The company's medical record products now combine detailed admissions data, an engine to check for medical necessity, and a case management system with coding and revenue cycle management solutions. Capturing more complete information prior to care delivery will allow hospitals to perform analyses on their potentially preventable readmission and complication rates. “It's very difficult for providers to know if they're managing the quality of care effectively if they do not understand what the patients are coming in with.”

Since the 2006 merger with SoftMed Systems, Inc., 3M has integrated its coding and reimbursement systems with dictation/transcription and document management solutions.
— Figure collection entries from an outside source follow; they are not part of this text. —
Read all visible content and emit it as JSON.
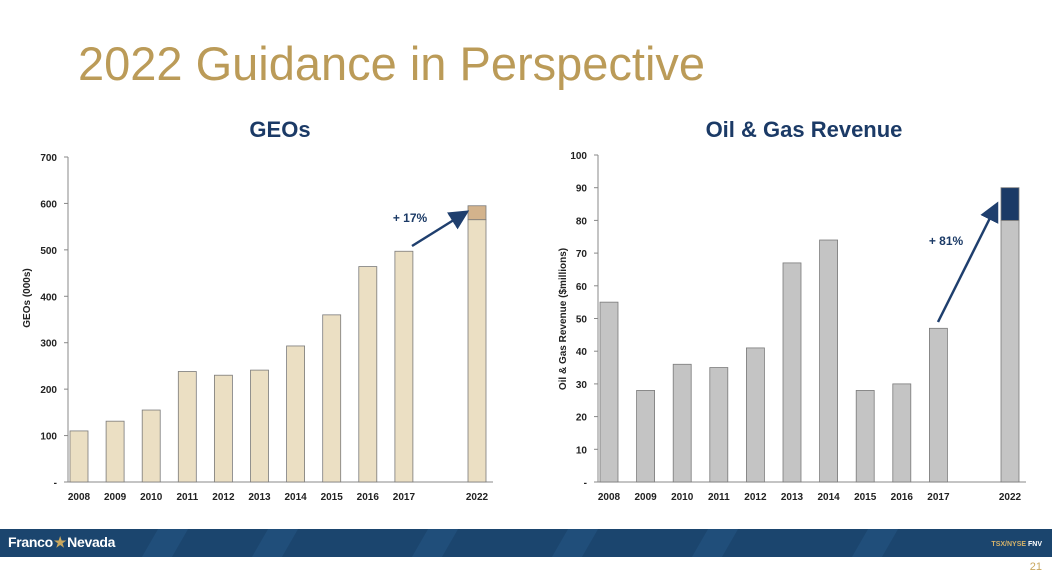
{
  "slide": {
    "title": "2022 Guidance in Perspective",
    "page_number": "21"
  },
  "footer": {
    "logo_left": "Franco",
    "logo_star": "★",
    "logo_right": "Nevada",
    "ticker_label": "TSX/NYSE",
    "ticker_symbol": "FNV"
  },
  "colors": {
    "title": "#bb9b58",
    "geo_bar": "#ebdfc3",
    "geo_increment": "#d3b38c",
    "oil_bar": "#c4c4c4",
    "oil_increment": "#1b3a66",
    "arrow": "#1f3f6e",
    "footer": "#1b456e"
  },
  "chart_data": [
    {
      "type": "bar",
      "title": "GEOs",
      "xlabel": "",
      "ylabel": "GEOs (000s)",
      "categories": [
        "2008",
        "2009",
        "2010",
        "2011",
        "2012",
        "2013",
        "2014",
        "2015",
        "2016",
        "2017",
        "2022"
      ],
      "values": [
        110,
        131,
        155,
        238,
        230,
        241,
        293,
        360,
        464,
        497,
        565
      ],
      "increment": {
        "category": "2022",
        "from": 565,
        "to": 595
      },
      "ylim": [
        0,
        700
      ],
      "yticks": [
        "-",
        "100",
        "200",
        "300",
        "400",
        "500",
        "600",
        "700"
      ],
      "annotation": {
        "text": "+ 17%",
        "from_category": "2017",
        "to_category": "2022"
      },
      "grid": false
    },
    {
      "type": "bar",
      "title": "Oil & Gas Revenue",
      "xlabel": "",
      "ylabel": "Oil & Gas Revenue ($millions)",
      "categories": [
        "2008",
        "2009",
        "2010",
        "2011",
        "2012",
        "2013",
        "2014",
        "2015",
        "2016",
        "2017",
        "2022"
      ],
      "values": [
        55,
        28,
        36,
        35,
        41,
        67,
        74,
        28,
        30,
        47,
        80
      ],
      "increment": {
        "category": "2022",
        "from": 80,
        "to": 90
      },
      "ylim": [
        0,
        100
      ],
      "yticks": [
        "-",
        "10",
        "20",
        "30",
        "40",
        "50",
        "60",
        "70",
        "80",
        "90",
        "100"
      ],
      "annotation": {
        "text": "+ 81%",
        "from_category": "2017",
        "to_category": "2022"
      },
      "grid": false
    }
  ]
}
The maturation of the merger has added remote coding applications and soon, computer-assisted coding, Larson says.

3M Comprehensive Pricing Assurance Program, a consulting product released in June 2008, begins with a comprehensive evaluation of the chargemaster, including a line item by line item review of coding, charging and other issues to pinpoint problem areas. 3M consultants then work on-site with hospital departments to accurately capture appropriate codes for services provided, and to recommend corrective action to the chargemaster and coding and billing processes.

Once the facility's chargemaster is accurate and up-to-date, 3M Comprehensive Pricing Assurance provides a complete analysis of the facility's current pricing methodologies, mark-up formulas and payer mix. “With this product, our customers can generate an average of $2.7 million in additional revenue over and above an across-the-board price increase, while still maintaining a competitive and solid pricing rationale when compared to peer organizations,” Larson says.

“During the past few years, we've been moving from products centered on coding/reimbursement in the HIM department to solutions that are much more multi-departmental,” Larson says. “We're able to help hospitals understand the impact of things like MS-DRGs and how proper documentation helps capture appropriate reimbursement under the new reimbursement rules.” Documentation responsibilities have increased dramatically over the past few years, but hospitals can't afford to let revenue slip through the cracks, she adds.

One of the next big challenges for hospitals will be implementing the proper documentation, coding and admission practices to help secure appropriate reimbursement as reviewed by CMS' Recovery Audit Contractor (RAC) audits, Larson notes. The RAC project, CMS' new endeavor to recoup its revenue from hospitals, has further proven healthcare's need to collect and document complete information prior to delivering care. “Managing admissions, observations, and outpatient services of the Emergency Department is really critical in balancing the delivery of medically necessary quality care that will get reimbursed.”

Healthcare still has plenty of challenges when it comes to managing health information, reimbursement, resource allocation and performance. A key initiative that will move the market in the right direction will be establishing standard medical terminology, which will support connectivity, secure information access, and ultimately, vendor independence, she says. Hospitals will need to continue to embrace change management to effectively deliver quality care, she adds: “The challenge for vendors is to make sure we're not just automating the current processes, but leveraging technology to deliver better quality, more productivity and better cost savings.”

3M Health Information System's HIT revenue increased by $111.1 million between FY06 and FY07, placing the company at #16 in this year's Healthcare Informatics Top 100. Now in its 25th year, the company's 4,000-customer base includes a significant hospital and government presence, and spans 12 countries.